Moins drame familial, plus proche du drame romantique, puisque cette intrigue se concentre sur les relations de couple, l’emprise de l’un sur l’autre, la culpabilité ou les trahisons liées à l’amour et les ravages qui en découlent, tout comme le sacrifice, The Haunting of Bly Manor reste une intrigue mélancolique avec ses pointes de frayeurs, de jump-scares et de mélancolie glauque, ses manifestations sombres et ses incarnations horrifiques. Une intrigue où l’horreur est plus anecdotique, puisqu’elle réside dans les actes des personnages plus que dans les manifestations surnaturelles autour de cette bâtisse anglaise. Une horreur plus humaine et concrète, nourrie par des thèmes classiques du drame.

Moins cathartique

Moins cathartique ou métaphorique que The Haunting of Hill House, plus proche de ses concepts paranormaux avec de véritables manifestations – bien que ces incarnations surréelles servent les psychologies et états des personnages au-delà de faire peur au spectateur – The Haunting of Bly Manor n’habitera pas le spectateur autant que l’a pu faire Hill House. Peut-être parce qu’elle est moins complexe, moins torturée et moins obscure. Là où sa prédécesseure était d’une poésie  et d’un lyrisme incontestable, elle est plus terre à terre, afin de célébrer l’amour avec un grand A, quel qu’il soit, qu’il soit condamné à mourir, qu’il soit une hypothèse, ou partagé dans une tranche de vie vouée à s’éteindre.

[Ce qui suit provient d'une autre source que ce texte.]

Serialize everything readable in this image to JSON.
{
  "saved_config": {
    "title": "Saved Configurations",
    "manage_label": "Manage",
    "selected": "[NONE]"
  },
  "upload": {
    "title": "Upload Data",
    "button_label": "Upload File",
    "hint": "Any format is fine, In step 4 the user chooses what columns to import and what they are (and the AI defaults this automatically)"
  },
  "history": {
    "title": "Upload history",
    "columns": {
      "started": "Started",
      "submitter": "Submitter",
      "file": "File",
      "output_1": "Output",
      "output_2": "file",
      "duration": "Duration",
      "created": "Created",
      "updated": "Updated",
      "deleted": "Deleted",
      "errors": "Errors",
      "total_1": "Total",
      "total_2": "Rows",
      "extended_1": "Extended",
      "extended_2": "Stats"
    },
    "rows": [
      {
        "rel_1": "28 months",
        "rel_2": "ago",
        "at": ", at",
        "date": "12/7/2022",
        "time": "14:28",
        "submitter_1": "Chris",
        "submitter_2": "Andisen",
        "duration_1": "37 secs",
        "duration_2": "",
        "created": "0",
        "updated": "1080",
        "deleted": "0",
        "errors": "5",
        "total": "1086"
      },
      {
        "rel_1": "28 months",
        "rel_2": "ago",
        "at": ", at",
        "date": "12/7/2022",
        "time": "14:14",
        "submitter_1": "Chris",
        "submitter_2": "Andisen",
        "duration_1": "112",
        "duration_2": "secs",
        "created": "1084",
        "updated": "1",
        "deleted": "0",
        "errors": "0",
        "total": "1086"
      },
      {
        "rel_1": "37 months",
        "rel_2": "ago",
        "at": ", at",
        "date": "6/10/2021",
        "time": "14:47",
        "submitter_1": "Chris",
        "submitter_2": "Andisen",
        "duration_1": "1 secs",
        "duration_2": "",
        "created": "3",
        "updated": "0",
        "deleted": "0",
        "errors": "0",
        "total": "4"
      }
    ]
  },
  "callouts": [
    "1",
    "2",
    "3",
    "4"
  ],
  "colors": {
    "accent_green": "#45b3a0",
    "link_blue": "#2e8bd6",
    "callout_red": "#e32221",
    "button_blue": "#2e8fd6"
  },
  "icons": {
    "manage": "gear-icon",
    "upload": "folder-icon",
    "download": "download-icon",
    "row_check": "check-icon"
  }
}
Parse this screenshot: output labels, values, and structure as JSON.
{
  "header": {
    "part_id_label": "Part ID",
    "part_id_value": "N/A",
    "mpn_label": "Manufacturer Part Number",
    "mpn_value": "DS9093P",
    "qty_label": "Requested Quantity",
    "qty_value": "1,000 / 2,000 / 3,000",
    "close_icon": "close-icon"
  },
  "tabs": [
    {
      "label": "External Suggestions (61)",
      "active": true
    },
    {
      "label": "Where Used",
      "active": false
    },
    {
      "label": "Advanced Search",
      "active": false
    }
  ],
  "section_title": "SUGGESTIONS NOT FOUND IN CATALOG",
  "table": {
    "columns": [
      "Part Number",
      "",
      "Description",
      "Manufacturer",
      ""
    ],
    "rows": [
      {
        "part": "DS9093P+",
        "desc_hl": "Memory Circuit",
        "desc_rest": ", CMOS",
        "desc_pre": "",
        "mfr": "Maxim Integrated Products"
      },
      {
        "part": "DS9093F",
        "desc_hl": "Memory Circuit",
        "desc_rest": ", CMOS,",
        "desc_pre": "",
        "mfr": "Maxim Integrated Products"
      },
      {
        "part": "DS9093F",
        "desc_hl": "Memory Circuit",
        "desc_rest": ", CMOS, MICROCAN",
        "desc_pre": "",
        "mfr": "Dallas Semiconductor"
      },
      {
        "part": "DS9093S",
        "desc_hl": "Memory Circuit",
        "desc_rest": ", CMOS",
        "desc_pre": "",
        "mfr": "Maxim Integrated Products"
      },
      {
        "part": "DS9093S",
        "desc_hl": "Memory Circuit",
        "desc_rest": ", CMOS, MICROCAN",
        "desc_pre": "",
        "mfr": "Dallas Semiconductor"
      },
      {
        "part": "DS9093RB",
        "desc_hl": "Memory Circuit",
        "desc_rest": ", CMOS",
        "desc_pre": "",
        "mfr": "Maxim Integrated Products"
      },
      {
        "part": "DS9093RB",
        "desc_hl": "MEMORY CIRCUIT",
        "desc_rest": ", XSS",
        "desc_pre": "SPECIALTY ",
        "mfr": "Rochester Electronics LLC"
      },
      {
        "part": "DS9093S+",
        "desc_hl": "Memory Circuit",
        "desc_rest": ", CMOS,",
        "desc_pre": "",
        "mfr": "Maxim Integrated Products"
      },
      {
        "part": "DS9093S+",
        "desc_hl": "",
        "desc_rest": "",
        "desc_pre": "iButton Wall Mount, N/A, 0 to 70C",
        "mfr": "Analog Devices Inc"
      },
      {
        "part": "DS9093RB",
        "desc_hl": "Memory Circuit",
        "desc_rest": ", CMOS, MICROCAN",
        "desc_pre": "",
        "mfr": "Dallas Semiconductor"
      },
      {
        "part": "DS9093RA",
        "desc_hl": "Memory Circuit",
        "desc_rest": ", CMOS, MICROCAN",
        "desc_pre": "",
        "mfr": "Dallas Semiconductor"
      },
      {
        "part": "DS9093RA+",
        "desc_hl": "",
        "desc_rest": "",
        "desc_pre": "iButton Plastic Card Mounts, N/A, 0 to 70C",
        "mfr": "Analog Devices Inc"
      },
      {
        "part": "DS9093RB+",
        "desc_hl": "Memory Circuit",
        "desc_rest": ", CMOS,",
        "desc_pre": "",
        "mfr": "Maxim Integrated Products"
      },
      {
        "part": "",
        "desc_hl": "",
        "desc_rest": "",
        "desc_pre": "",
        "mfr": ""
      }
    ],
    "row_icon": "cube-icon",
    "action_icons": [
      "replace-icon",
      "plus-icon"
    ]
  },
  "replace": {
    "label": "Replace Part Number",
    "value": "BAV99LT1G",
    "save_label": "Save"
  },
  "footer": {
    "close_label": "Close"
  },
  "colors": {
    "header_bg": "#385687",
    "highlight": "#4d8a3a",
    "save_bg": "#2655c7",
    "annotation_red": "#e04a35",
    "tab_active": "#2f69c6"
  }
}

Elle reste quand même une série qui se dévore assez vite, même si moins immersive, captivante ou recherchée. On aurait juste aimé que les émotions soient aussi fortes que ce qu’on a pu ressentir face aux méandres psychologiques des Crain, et que les fantômes et autres manifestations ou possessions paranormales soient plus complexes et profondes que ce que cette histoire nous propose. A savoir une histoire de manoir, de couple maudit et de spectre vengeur.

The Haunting Of Bly Manor est à voir sur Netflix dès le 9 Octobre 2020.